Van Aert was relieved the cyclo-cross season is over, after several months riddled with legal battles over his contract. He will now turn his attention to the road racing season, where he will compete in his first full year on the WorldTour after having signed a three-year deal with Jumbo-Visma.

"I am very relieved that today is over," Van Aert said. "I have the peace that I've taken this jersey off and it feels like a load is falling from my shoulders. I feel that I have done everything I can, and that gives me peace of mind."

Van der Poel went into the race as the favourite to win the title after his dominant performances during the World Cup, where he won six rounds, and other race series.
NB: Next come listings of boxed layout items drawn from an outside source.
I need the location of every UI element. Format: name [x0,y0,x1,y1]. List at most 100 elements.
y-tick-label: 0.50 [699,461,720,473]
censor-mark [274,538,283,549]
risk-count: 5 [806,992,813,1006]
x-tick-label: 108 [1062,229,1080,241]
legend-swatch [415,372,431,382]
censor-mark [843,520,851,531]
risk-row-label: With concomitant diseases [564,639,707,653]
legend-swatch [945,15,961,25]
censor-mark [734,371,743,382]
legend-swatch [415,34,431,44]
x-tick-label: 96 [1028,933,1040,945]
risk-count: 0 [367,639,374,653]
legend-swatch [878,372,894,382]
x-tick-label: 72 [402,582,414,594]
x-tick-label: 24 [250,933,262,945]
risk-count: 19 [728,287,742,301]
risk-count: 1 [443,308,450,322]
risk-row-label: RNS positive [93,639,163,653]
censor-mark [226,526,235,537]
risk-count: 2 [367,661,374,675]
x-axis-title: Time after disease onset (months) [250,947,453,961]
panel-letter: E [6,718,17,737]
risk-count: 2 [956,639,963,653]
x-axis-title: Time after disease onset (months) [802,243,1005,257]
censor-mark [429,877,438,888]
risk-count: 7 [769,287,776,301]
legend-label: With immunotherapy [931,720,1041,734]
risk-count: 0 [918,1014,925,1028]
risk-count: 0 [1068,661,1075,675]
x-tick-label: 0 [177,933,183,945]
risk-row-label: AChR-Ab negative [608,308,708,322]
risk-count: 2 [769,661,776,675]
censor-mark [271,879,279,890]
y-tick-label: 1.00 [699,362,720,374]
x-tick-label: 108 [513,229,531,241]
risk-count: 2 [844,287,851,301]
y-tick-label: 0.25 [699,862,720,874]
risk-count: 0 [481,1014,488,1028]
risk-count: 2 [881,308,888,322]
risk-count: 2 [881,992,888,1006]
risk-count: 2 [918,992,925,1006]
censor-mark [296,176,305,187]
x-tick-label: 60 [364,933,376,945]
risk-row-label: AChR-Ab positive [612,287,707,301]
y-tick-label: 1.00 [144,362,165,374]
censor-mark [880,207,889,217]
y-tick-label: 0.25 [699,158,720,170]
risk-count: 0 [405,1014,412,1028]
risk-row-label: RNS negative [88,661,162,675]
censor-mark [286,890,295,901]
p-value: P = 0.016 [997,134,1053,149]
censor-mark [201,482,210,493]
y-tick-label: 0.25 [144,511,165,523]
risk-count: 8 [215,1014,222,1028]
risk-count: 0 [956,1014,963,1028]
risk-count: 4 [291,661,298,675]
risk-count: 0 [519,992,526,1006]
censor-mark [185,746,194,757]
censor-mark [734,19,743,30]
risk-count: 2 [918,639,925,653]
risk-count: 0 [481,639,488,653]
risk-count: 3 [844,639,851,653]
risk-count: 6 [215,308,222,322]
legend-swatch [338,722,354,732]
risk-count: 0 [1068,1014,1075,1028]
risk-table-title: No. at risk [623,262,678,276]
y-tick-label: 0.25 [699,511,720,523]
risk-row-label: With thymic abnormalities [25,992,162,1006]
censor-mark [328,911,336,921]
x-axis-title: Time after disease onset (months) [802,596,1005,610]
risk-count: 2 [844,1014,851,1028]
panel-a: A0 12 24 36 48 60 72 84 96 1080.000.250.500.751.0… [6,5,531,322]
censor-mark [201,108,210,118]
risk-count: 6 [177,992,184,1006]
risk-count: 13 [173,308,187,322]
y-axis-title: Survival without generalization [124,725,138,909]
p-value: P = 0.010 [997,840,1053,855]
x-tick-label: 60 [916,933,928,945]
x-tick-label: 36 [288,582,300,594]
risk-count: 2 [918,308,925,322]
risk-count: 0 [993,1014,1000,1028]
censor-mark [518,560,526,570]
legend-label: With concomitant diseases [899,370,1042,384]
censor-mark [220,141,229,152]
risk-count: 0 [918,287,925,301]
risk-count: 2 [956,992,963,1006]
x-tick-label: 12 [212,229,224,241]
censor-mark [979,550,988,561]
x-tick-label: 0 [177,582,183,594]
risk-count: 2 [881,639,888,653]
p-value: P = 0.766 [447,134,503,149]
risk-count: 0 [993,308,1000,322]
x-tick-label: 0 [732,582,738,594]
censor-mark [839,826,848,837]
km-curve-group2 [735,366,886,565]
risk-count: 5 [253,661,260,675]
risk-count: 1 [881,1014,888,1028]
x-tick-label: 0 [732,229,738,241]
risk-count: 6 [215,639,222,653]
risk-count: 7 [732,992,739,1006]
His ability to secure the world title again was only questioned because of his performances in the last three editions, where he also entered as the favourite, only to be beaten by Van Aert.

Van der Poel did not disappoint, proving not only to be the strongest rider at the World Championships, but also the most technically skilled for the flat and fast course in Bogense. The Belgian team entered the race with two outside favourites in Van Aert, who has not performed at his best this season only winning one round of the World Cup, and new national champion Toon Aerts, who won the overall World Cup title.

Van Aert responded to Van der Poel's strong attack mid-race, closing down a five-second gap to the Dutchman. However, a slight bobble from Van Aert along the off-camber, uphill section of the course cost him valuable time that he wasn’t able to regain.

"Our only chance was to stay with Mathieu as long as possible, so we had to force it in the beginning," Van Aert explained.

"I raced against Mathieu again, but during the lap I was so in the red that I made a mistake on the slanting side, where Mathieu took a few seconds again, he raced off and raced faster than I did."

Van Aert lost time on each lap but tried to hold on to second place. He was caught by his Belgian teammate Aerts, and although it looked like Aerts would secure the silver medal, a crash near the end of the race allowed Van Aert to pass him, forcing Aerts to accept the bronze medal.

"I have to remember that I could compete for the second place," said Aerts, please with his overall season. "I feel that I have been able to connect this season and have raced away from the others.

"I have finished third, but I have been able to compete for second place and I have to remember that – I'm satisfied."